O vocalista dos Queens of the Stone Age tem uma teoria prosaica: os The Stooges são como uma “kick-ass version of herpes”, isto é, uma doença venérea que se propaga debaixo dos nossos narizes, às escuras, na privacidade do quarto, que a música popular carrega como uma uma chaga sem qualquer cura. O motim destas canções continua insuperável em 2020, passaram cinco décadas e permanece a urgência, um desacato face a qualquer noção de conformismo e decência. O demente segundo álbum dos The Stooges, Fun House, foi gravado em 1970 durante uma semana e meia em Los Angeles, de enfiada, composto por sete canções incendiárias que aqui tomamos a liberdade de dividir por capítulos para contar a história do — permitam-nos a arrogância, que convém lembrar, é o elixir fundamental neste universo — melhor álbum rock de todos os tempos.
“Down on the Street”
Os Stooges são uma banda de rufias. Desde a primeira canção, do primeiro segundo de Fun House — quando a bateria e a guitarra de Scott e Ron Asheton impõem um andamento ameaçador, de quem anda a rondar o bairro à procura de sarilhos — que está estabelecido que isto não é boa gente. A marcha não é vagarosa nem célere, tem a velocidade certa para nos deixar de sobreaviso e serve de amparo para os ganidos de um homem-besta, um ser lascivo que ameaça ao invés de cantar.
Originalmente, a violenta “Down on the Street” era uma canção de amor, contrasenso que era natural a Jim Osterberg, um rapaz dócil que, de tronco nu e coleira de cão, transfigura-se em Iggy Pop. Jim Osterberg adota o alter ego Iggy Pop enquanto baterista blues, meados da década de sessenta, mais condizente com a atitude de rufia que tinha vindo a especializar-se desde que conheceu os dois irmãos Asheton, mandriões que passavam os dias encostados à montra da Discount Records, loja de discos em Ann Arbour, cidade universitária a 40 minutos de Detroit. Uma displicência completa impedia os dois Asheton de sequer vingarem como delinquentes, e este desalento profundo — “No fun to hang around/ Feelin’ that same old way” — é acolhido pelo estudante Osterberg, que incorpora as desvirtudes dos amigos num personagem malfeitor que anda a monte, como descreve entre grunhidos em “Down on the Street”.

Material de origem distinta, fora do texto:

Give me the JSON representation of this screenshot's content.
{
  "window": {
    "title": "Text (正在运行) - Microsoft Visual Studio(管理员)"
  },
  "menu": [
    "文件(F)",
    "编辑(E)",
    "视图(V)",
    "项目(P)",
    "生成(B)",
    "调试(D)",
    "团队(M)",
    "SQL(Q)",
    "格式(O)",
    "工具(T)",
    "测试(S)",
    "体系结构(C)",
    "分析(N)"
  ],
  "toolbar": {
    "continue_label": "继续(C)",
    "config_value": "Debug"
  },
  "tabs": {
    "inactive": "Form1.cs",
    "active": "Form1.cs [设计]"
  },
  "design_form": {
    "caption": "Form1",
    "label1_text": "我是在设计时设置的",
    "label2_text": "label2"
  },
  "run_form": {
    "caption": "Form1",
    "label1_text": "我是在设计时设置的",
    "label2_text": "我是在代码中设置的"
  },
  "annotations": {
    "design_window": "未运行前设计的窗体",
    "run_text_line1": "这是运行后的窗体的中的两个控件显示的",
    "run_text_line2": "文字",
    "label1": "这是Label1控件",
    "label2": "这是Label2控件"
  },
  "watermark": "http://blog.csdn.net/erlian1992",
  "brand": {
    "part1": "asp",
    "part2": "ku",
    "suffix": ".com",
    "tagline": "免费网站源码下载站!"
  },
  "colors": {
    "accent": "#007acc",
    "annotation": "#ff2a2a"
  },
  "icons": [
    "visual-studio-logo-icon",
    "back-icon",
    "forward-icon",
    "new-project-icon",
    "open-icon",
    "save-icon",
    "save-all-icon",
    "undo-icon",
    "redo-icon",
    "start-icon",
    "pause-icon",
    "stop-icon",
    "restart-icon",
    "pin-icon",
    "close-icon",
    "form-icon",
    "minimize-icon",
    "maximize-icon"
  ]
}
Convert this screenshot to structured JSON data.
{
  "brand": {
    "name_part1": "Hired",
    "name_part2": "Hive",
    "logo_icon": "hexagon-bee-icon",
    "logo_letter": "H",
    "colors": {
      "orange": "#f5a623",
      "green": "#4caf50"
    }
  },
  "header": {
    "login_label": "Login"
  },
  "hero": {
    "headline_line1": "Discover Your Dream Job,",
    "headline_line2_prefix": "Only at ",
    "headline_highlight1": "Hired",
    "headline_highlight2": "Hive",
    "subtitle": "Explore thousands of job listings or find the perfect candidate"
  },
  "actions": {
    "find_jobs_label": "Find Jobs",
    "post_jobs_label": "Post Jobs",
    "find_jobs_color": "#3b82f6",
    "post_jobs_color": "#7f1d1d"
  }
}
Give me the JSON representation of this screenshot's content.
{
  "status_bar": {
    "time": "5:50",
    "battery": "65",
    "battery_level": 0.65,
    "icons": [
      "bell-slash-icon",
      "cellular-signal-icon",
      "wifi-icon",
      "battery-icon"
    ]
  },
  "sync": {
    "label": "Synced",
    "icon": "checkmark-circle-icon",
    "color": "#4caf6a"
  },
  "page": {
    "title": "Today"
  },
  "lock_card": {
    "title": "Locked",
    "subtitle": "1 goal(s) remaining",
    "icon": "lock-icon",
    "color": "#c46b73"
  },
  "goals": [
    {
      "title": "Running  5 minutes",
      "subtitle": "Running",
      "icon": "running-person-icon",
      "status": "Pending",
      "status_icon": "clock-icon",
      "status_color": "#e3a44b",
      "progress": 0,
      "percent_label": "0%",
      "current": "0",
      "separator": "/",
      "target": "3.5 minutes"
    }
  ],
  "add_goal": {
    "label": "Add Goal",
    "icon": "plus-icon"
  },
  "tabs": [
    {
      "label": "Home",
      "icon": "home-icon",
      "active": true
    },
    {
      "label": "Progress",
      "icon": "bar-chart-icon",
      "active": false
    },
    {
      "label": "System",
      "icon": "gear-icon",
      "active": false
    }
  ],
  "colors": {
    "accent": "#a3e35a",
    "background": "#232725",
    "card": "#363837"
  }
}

Estes três vagabundos pegam em instrumentos para fazer ruído, numa espécie de slacker avant-garde psicadélico, inicialmente sob o nome The Psychedelic Stooges, aproveitando a libertinagem que soprava em Ann Arbour. A cidade não deixava de conter o espírito severo da vizinha Detroit, embebido nas fábricas estridentes e na metodologia fordista da linha de montagem. Curiosamente, o método que também inspirou a disciplina de trabalho da conterrânea Motown Records, mas distinguindo-se pelo livre arbítrio sem qualquer tipo de supervisão parental.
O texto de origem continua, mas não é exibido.